(Art and words by Stormie Mills. Original in colour. Instagram @stormiemills )
Some days absolutely kick your arse, things go wrong, or worse just not quite right, seemingly one thing after the other, you feel like as the song says, “If it wasn’t for bad luck, I’d have no luck at all.” As the minutes tick past it feels like a grindstone on your will power and then the doorbell rings and it’s anxiety, but anxiety doesn’t bring anything. Anxiety is a thief. Those are the days you learn to breathe, those are the days where we are really tested. Those are the days you just get through, even the nights are long! The strongest people know where they have been broken, so there is tomorrow, bring it on, tomorrow we will fly again.
She grew tired of being so nice.
Footnote story: When you’re a nice person who is caring, kind and considerate of other people’s feelings. It’s quite a blow when you come into contact with people who aren’t nice. Sometimes cruel and hurtful. Careless with their words – and the feelings of others. It can knock you flat.

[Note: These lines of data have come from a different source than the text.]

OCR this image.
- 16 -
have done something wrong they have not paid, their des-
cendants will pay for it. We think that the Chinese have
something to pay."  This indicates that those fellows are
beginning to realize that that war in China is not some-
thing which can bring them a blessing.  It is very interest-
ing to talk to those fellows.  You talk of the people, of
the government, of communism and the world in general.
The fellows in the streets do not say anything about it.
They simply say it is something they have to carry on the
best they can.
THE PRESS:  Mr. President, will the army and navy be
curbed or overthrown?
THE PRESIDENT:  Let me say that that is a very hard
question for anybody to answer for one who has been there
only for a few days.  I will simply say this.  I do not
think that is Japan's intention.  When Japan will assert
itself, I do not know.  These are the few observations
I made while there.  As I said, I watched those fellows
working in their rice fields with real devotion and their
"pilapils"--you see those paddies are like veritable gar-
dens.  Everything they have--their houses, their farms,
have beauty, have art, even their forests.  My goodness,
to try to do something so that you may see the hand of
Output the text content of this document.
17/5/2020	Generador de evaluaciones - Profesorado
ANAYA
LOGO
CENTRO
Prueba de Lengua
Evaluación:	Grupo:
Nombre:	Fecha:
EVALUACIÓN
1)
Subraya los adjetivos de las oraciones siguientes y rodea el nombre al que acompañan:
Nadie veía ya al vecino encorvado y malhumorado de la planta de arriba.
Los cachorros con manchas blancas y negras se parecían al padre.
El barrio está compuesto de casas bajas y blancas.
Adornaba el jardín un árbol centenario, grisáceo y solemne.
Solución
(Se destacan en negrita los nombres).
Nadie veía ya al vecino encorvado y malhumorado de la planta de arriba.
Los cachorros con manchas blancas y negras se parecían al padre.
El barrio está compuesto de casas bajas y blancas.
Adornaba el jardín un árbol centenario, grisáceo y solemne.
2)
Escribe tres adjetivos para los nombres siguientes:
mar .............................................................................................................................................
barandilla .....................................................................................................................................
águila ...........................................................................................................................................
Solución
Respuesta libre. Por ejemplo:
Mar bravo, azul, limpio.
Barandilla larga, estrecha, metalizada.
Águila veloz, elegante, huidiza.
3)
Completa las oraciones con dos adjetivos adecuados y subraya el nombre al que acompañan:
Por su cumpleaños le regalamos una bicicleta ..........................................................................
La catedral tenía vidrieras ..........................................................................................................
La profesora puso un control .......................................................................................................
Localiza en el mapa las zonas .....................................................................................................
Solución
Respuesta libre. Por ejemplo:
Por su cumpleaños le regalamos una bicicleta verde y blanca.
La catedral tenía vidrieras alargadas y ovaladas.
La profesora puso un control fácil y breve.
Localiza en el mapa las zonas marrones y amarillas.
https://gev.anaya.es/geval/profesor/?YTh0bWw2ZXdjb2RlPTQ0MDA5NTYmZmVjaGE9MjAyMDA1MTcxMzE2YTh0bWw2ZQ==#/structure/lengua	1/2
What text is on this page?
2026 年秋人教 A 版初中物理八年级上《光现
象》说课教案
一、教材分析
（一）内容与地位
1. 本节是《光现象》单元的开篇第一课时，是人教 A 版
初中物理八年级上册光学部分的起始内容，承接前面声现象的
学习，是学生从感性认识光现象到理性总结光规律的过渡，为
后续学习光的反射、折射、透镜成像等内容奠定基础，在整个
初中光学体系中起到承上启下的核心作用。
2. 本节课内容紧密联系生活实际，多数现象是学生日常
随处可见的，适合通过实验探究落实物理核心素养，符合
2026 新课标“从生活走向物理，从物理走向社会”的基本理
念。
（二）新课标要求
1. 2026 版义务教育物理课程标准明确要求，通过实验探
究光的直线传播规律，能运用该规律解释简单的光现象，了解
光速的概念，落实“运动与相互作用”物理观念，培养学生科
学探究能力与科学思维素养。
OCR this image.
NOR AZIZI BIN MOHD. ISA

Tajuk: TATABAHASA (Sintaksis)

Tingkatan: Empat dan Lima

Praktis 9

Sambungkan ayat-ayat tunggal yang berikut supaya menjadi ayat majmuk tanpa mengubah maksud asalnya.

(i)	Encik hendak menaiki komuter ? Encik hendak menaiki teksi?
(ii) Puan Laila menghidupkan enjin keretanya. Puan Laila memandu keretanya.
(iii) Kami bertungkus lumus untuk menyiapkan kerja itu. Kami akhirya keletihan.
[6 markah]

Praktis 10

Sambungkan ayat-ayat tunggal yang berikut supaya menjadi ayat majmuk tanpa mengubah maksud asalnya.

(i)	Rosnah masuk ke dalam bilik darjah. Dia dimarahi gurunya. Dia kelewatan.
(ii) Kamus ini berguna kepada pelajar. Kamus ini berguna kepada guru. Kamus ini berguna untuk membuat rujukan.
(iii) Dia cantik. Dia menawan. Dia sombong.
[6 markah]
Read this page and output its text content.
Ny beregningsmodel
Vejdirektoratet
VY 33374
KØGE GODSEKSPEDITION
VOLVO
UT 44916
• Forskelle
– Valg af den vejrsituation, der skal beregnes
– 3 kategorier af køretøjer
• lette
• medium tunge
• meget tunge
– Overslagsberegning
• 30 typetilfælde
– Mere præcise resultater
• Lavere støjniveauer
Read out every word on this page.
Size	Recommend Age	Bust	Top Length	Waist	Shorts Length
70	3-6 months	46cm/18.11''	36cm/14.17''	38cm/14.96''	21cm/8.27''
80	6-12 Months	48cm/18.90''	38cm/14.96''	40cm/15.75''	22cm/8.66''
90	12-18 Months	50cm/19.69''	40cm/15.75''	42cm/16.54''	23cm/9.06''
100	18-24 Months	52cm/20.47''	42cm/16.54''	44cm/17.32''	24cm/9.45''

But then you get back up and learn to be a bit more economical with your niceness. Careful about the amount of good energy you give to certain people and ensure it goes where it is safe,respected and appreciated. And when you feel how bad the opposite to nice feels, you realise just how important it is in the world.
(Clunk & Jam book 2019).
Up Above The World So High .
On the night you’ve gone to the dark, look to the black tinsel sky and see how small you really are. Let it shrink, for a moment, the swell of emotion that engulfs you, anchoring you in your small and fleeting space, so you can feel the splinter of time that holds you here until the next.
(From book, ‘Clunk & Jam’).
For anyone who has experienced overwhelming sense of hopelessness and despair, you’ll know how hard it is pull up out of that space. And it’s not always the ‘light’ that consoles us when in a dark space. This poem arrived at a time when in the grip of one of these moments and how taking myself outside into the dark night and looking up at the stars helped put things in to perspective. Offered reprieve and relief from the state of mind that gripped me ‘inside’. And for those supporting someone in a dark space, it may be helpful to know that you don’t necessarily have to make things ‘bright’, ‘light’ or ‘right’ to help someone. Sometimes just keeping them company, sitting quietly, can help to secure a line to something outside of the head space they feel lost and alone in.
The poem’s picture comes from the documentary film ‘Man on Wire’, about a French tightrope walker who strung a wire between the twin tower buildings in New York and did the impossible.